The application's dashboard
To run, the app requires a good internet connection to allow the submission of data to the dashboard.
“Once a patient walks into our health centres, they are cross-examined by doctors and if they display symptoms similar to Covid-19, we key in their profile details on the app dashboard,” explained Elias Otieno, an ICT expert at Jaramogi Oginga Odinga Teaching and Referral Hospital.
The data entered includes the patient’s name, symptoms, sub-county, location, village and recent places she or he might have visited.
The patient is then admitted for the Covid-19 test and once the results are out, ICT experts enter their details indicating if they are positive or negative.
The data is then submitted to the application's dashboard, allowing health workers and policymakers to access the information.
The app then automatically displays the statistics of patients tested over the last five minutes, and the numbers of those who tested positive and negative, including those already vaccinated.

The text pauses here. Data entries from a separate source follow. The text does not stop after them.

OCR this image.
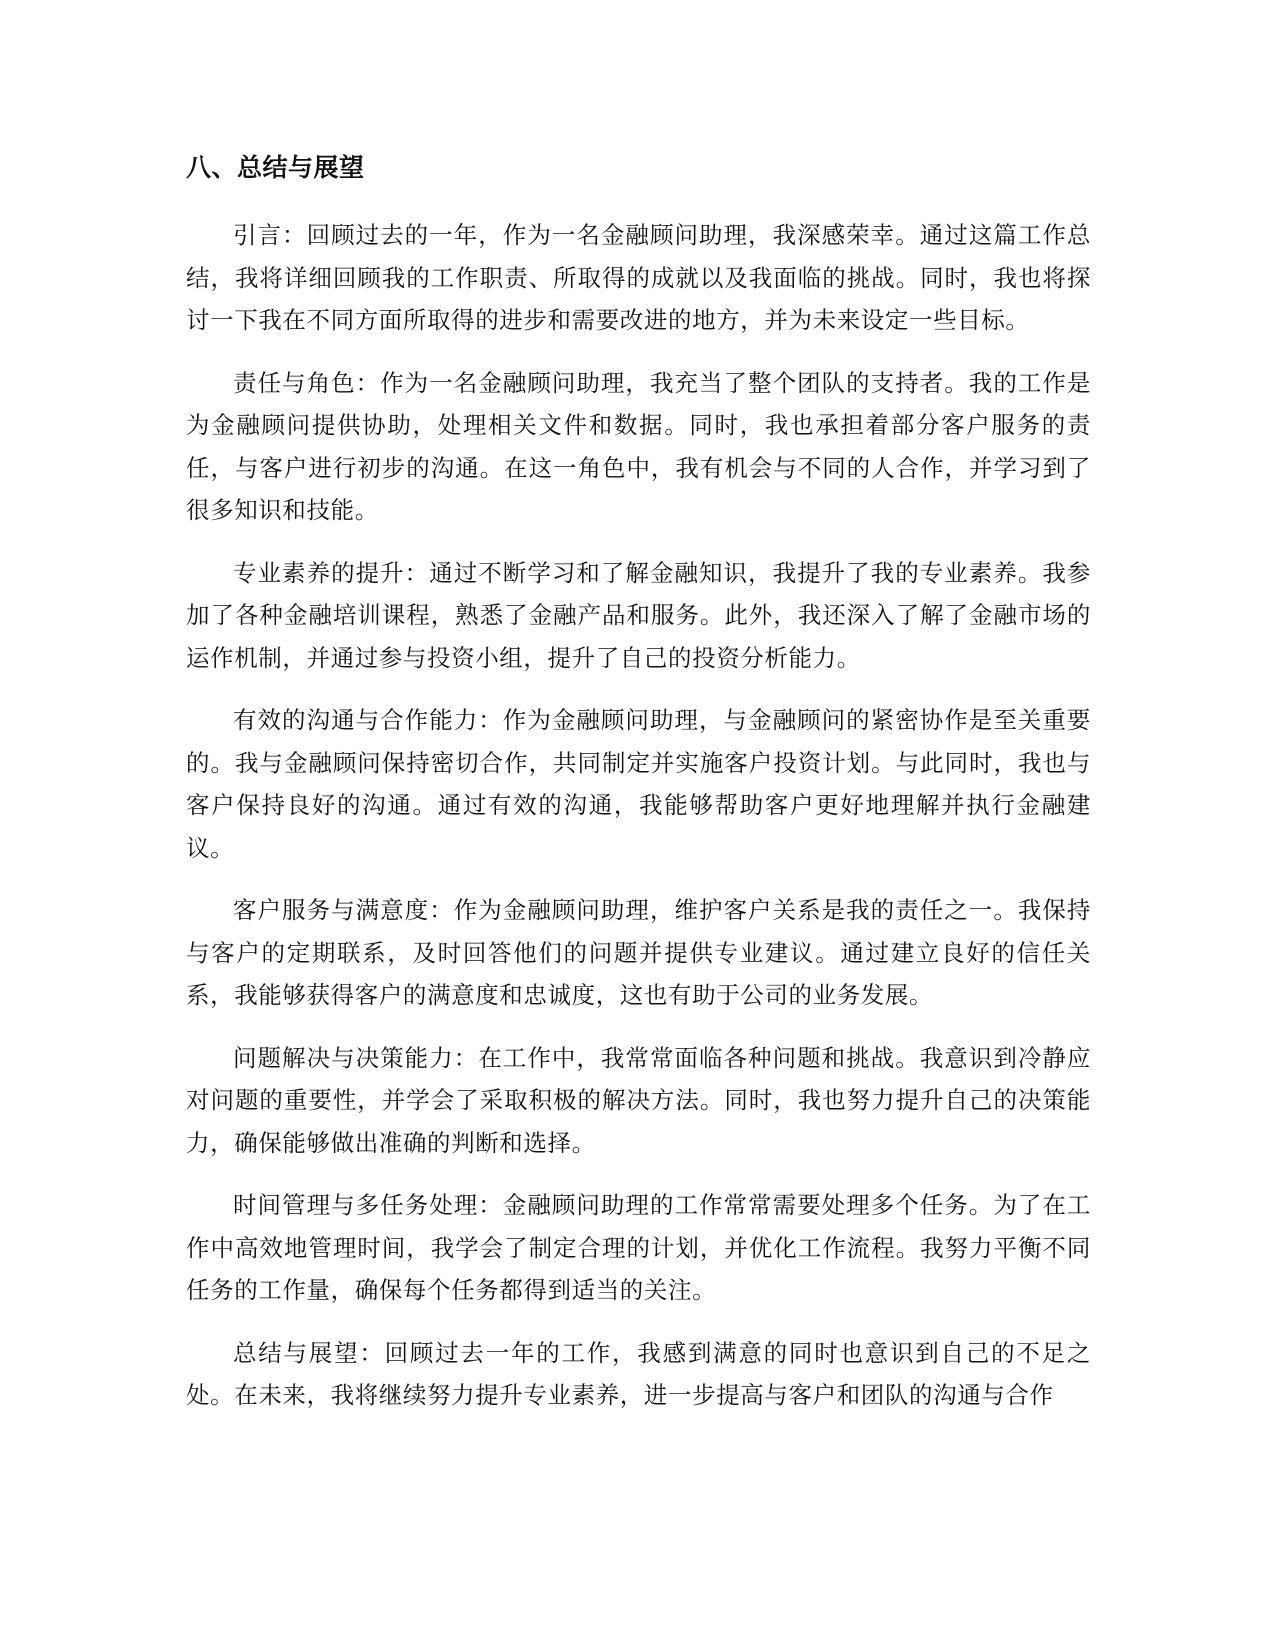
八、总结与展望

引言：回顾过去的一年，作为一名金融顾问助理，我深感荣幸。通过这篇工作总结，我将详细回顾我的工作职责、所取得的成就以及我面临的挑战。同时，我也将探讨一下我在不同方面所取得的进步和需要改进的地方，并为未来设定一些目标。

责任与角色：作为一名金融顾问助理，我充当了整个团队的支持者。我的工作是为金融顾问提供协助，处理相关文件和数据。同时，我也承担着部分客户服务的责任，与客户进行初步的沟通。在这一角色中，我有机会与不同的人合作，并学习到了很多知识和技能。

专业素养的提升：通过不断学习和了解金融知识，我提升了我的专业素养。我参加了各种金融培训课程，熟悉了金融产品和服务。此外，我还深入了解了金融市场的运作机制，并通过参与投资小组，提升了自己的投资分析能力。

有效的沟通与合作能力：作为金融顾问助理，与金融顾问的紧密协作是至关重要的。我与金融顾问保持密切合作，共同制定并实施客户投资计划。与此同时，我也与客户保持良好的沟通。通过有效的沟通，我能够帮助客户更好地理解并执行金融建议。

客户服务与满意度：作为金融顾问助理，维护客户关系是我的责任之一。我保持与客户的定期联系，及时回答他们的问题并提供专业建议。通过建立良好的信任关系，我能够获得客户的满意度和忠诚度，这也有助于公司的业务发展。

问题解决与决策能力：在工作中，我常常面临各种问题和挑战。我意识到冷静应对问题的重要性，并学会了采取积极的解决方法。同时，我也努力提升自己的决策能力，确保能够做出准确的判断和选择。

时间管理与多任务处理：金融顾问助理的工作常常需要处理多个任务。为了在工作中高效地管理时间，我学会了制定合理的计划，并优化工作流程。我努力平衡不同任务的工作量，确保每个任务都得到适当的关注。

总结与展望：回顾过去一年的工作，我感到满意的同时也意识到自己的不足之处。在未来，我将继续努力提升专业素养，进一步提高与客户和团队的沟通与合作
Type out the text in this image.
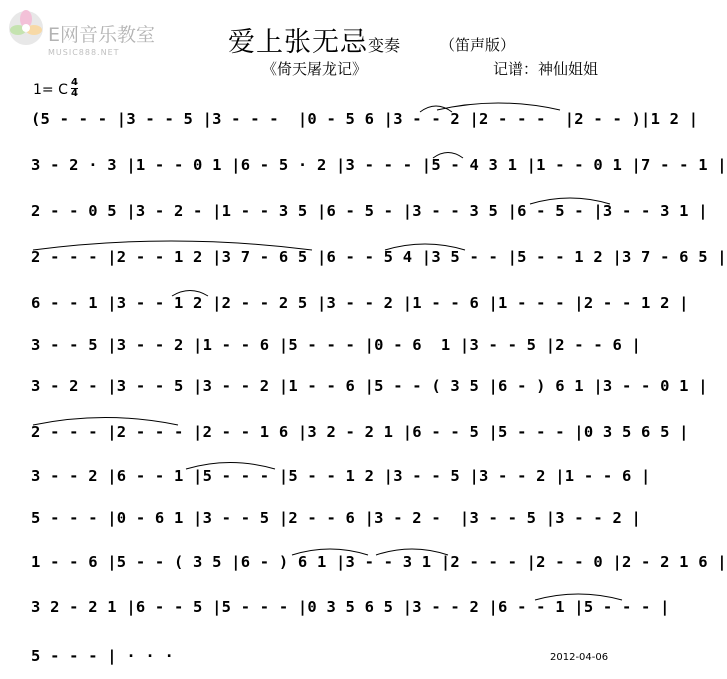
E网音乐教室
MUSIC888.NET	爱上张无忌变奏	（笛声版）
《倚天屠龙记》	记谱：神仙姐姐
1= C 4
4
(5 - - - |3 - - 5 |3 - - -  |0 - 5 6 |3 - - 2 |2 - - -  |2 - - )|1 2 |
3 - 2 · 3 |1 - - 0 1 |6 - 5 · 2 |3 - - - |5 - 4 3 1 |1 - - 0 1 |7 - - 1 |
2 - - 0 5 |3 - 2 - |1 - - 3 5 |6 - 5 - |3 - - 3 5 |6 - 5 - |3 - - 3 1 |
2 - - - |2 - - 1 2 |3 7 - 6 5 |6 - - 5 4 |3 5 - - |5 - - 1 2 |3 7 - 6 5 |
6 - - 1 |3 - - 1 2 |2 - - 2 5 |3 - - 2 |1 - - 6 |1 - - - |2 - - 1 2 |
3 - - 5 |3 - - 2 |1 - - 6 |5 - - - |0 - 6  1 |3 - - 5 |2 - - 6 |
3 - 2 - |3 - - 5 |3 - - 2 |1 - - 6 |5 - - ( 3 5 |6 - ) 6 1 |3 - - 0 1 |
2 - - - |2 - - - |2 - - 1 6 |3 2 - 2 1 |6 - - 5 |5 - - - |0 3 5 6 5 |
3 - - 2 |6 - - 1 |5 - - - |5 - - 1 2 |3 - - 5 |3 - - 2 |1 - - 6 |
5 - - - |0 - 6 1 |3 - - 5 |2 - - 6 |3 - 2 -  |3 - - 5 |3 - - 2 |
1 - - 6 |5 - - ( 3 5 |6 - ) 6 1 |3 - - 3 1 |2 - - - |2 - - 0 |2 - 2 1 6 |
3 2 - 2 1 |6 - - 5 |5 - - - |0 3 5 6 5 |3 - - 2 |6 - - 1 |5 - - - |
5 - - - | · · ·	2012-04-06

“It also shows the statistics on infections in every sub-county and the Covid-19 hotspots, enabling us to know where we need to employ more health workers, where we need more testing kits and the vaccine take up,” Mr Oluoch said.
“With the patient profile, it is easier to track the contacts of an infected patient by notifying the health centres closer to them, have them tested and quarantined before it is late.”
Before the app was invented, healthcare workers had a hard time collecting data on infections manually, which was cumbersome and would lead to delayed updates.
“We would be forced to note down the patient’s data manually and later on feed them to our computers, which would lead to delays,” Mr Otieno said.
“With the help of the app, however, we are now able to key in the data directly during an encounter with a patient and submit the data to the dashboard within minutes.”
The county is working to ensure the app is made available in all the Lake Region Economic Bloc countries, especially those still recording high numbers of infections.